Maruti Suzuki India restarted some highly-automated sections of its
Manesar plant in Haryana on Tuesday afternoon after a 30-hour shutdown sparked by the refusal of most workers to sign a "good conduct bond" that will prevent them from forming a union.
The Manesar plant produces
1,200 cars a day, mostly diesel versions of the popular Swift, SX4 and A-Star, and full production was yet to resume.
Most of the permanent workers, or technicians as Maruti calls them, had refused to sign the bonds on Monday and were not allowed to enter. However, the company said, by Tuesday evening 36 technicians had signed the bond. The plant has 2500-odd technicians, of which nearly 60 per cent are taken from contractors.
The company said its managers and engineers have been scouting for new hands and have identified over 200 experienced and trained people, who are likely to join work within a few days, on contracts.
Car sales slowest in two years Tuesday's work was handled mostly by the 290-odd supervisors and a handful of diploma engineers brought in from the main plant at Gurgaon, 30km away.
The company said it would think of putting all the willing workers into one shift instead of spreading them out over the usual two shifts.
In June this year, the plant had
shut down for 13 days when workers on Maruti's payroll as well as those taken by it from labour contractors had gone on a tool-down strike to demand their own union, as distinct from the sole recognised union, the Maruti Kamgar Union, based at Gurgaon.
The June shutdown had cost the company Rs 500 crore.
The factory had reopened after Maruti took back those it had dismissed. According to the workers, the company had also said it will look into the issue of union formation after the elections at the Maruti Kamgar Union, in July. The company denies this.
While the payroll workers at the Manesar plant can vote in the Maruti Kamgar Union elections, they have boycotted it since 2004, when the plant began functioning. This July was no different.
Since Monday, Maruti has dismissed five technicians, suspended 26 and discontinued the services of 18 technical trainees at the Manesar plant.
PERSPECTIVE: Behind falling car sales The company had said workers have been "indulging in deliberate attempts in reducing output between June and now and also in compromising customer interests" by causing quality problem in cars produced. The workers who have been dismissed or suspended have been charged with "internal sabotage".
Rishi Pal Singh, a secretary of Maruti Suzuki Employees Union, the unrecognised union at Manesar, who was suspended last week, says: "The employees have not done anything that harms the company.

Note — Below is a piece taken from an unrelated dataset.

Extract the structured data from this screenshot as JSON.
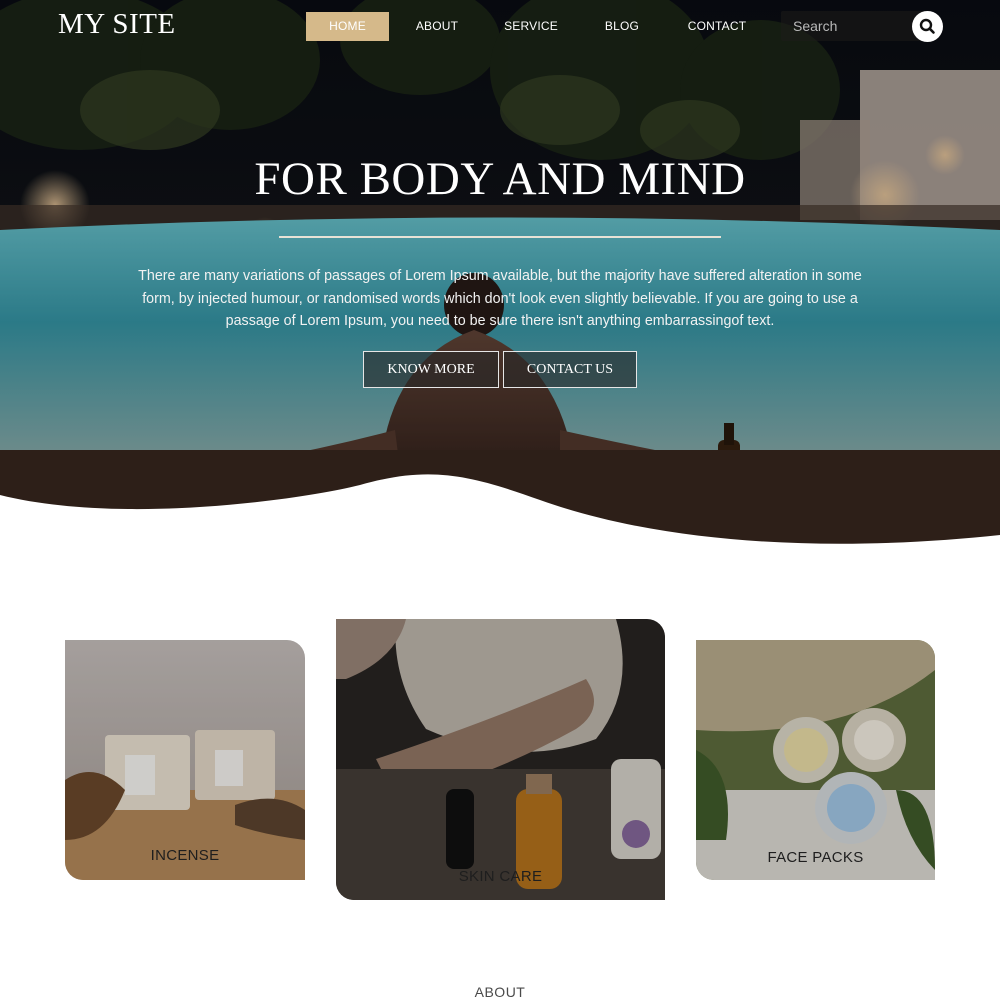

The company is doing it with the help of some employees who are with the management."
The company had earlier given a three-day paid holiday from Monday to the contractors' workers.

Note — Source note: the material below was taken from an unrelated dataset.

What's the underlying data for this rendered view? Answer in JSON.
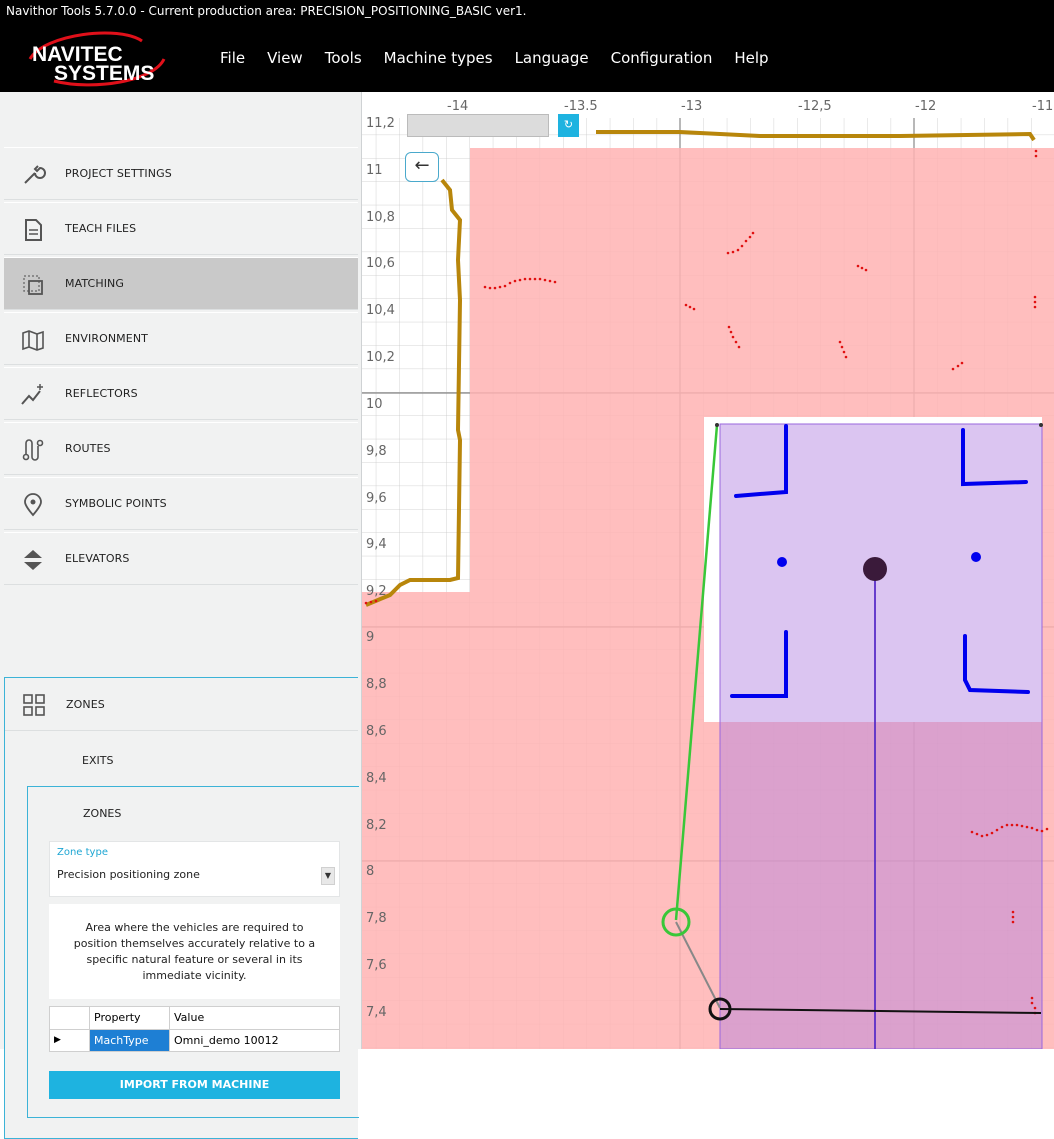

"The company has given leave to contract labourers so that their support to our agitation can be pre-empted," Singh said. He says the Maruti Kamgar Union is a "puppet" of the management.

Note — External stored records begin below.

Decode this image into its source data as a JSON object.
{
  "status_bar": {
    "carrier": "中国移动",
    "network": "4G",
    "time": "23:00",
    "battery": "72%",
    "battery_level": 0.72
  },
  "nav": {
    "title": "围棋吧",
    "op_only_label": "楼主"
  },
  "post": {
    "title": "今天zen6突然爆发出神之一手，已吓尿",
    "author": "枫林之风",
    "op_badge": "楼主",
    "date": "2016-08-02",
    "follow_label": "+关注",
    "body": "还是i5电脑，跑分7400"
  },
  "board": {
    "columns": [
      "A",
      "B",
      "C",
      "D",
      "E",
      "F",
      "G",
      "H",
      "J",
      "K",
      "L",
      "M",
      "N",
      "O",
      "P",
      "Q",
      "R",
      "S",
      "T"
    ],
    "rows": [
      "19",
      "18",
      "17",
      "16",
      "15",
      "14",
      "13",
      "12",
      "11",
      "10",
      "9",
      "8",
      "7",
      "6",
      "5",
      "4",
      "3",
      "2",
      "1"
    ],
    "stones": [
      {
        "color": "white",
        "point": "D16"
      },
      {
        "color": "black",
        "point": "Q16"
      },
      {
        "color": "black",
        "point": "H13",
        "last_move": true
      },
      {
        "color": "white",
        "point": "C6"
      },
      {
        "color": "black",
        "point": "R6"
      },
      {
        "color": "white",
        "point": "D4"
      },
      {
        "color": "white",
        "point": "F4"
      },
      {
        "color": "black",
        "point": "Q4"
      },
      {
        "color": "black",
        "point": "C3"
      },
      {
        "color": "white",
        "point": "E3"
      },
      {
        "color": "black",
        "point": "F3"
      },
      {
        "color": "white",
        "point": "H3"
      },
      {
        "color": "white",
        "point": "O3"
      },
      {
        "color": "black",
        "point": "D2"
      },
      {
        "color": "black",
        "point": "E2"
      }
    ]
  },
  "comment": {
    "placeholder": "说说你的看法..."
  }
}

General Motors India had faced a similar problem of union rivalry followed by a strike at its plant in Gujarat. It suspended all the workers who had struck work, and with the support of the state government, recruited whole batches of technicians fresh out of Industrial Training Institutes.
P Balendran, Vice President (Corporate Affairs) of GM India, says it had taken some effort and time before the production became normal, as they all needed to be trained.
He says the government needs to amend the labour and factory laws. "It was an inter-union rivalry in GM India and it appears to be the case in Maruti as well. You can't take permanent workers on huge numbers as the industry is going through a slowdown. We want to employ more contract workers and for that the laws need to be amended," Balendran says.
Ancillaries that feed Maruti are worried by the troubles at Manesar. "There has been a slowdown in terms of uptake of inventories by Maruti over the past few weeks," says Surinder Kapur, chairman and managing director of Sona Koyo Steering Systems, which has been with Maruti from the start.
"With the new launches in September, the Manesar plant will take 50 per cent of our total supplies to Maruti. So if the situation persists, it is going to affect us," Kapur says. At present, Manesar absorbs only 16 per cent of Sona Koyo's supplies to Maruti.
Maruti is against allowing a separate union at Maruti on two counts. First, it fears the entry of outside leaders with political interests. Second, it does not want a separate union for each plant.
The Manesar workers are adamant. Shiv Kumar, general secretary of the unrecognised union at Manesar, had told BT in June that their people are outnumbered in the elections at the main union.
The unrecognised union also claims that the issues at the two plants are different and a single union will not be able to address them. Kumar said the Maruti Kamgar Union had not been able to address the problems of the Manesar workers.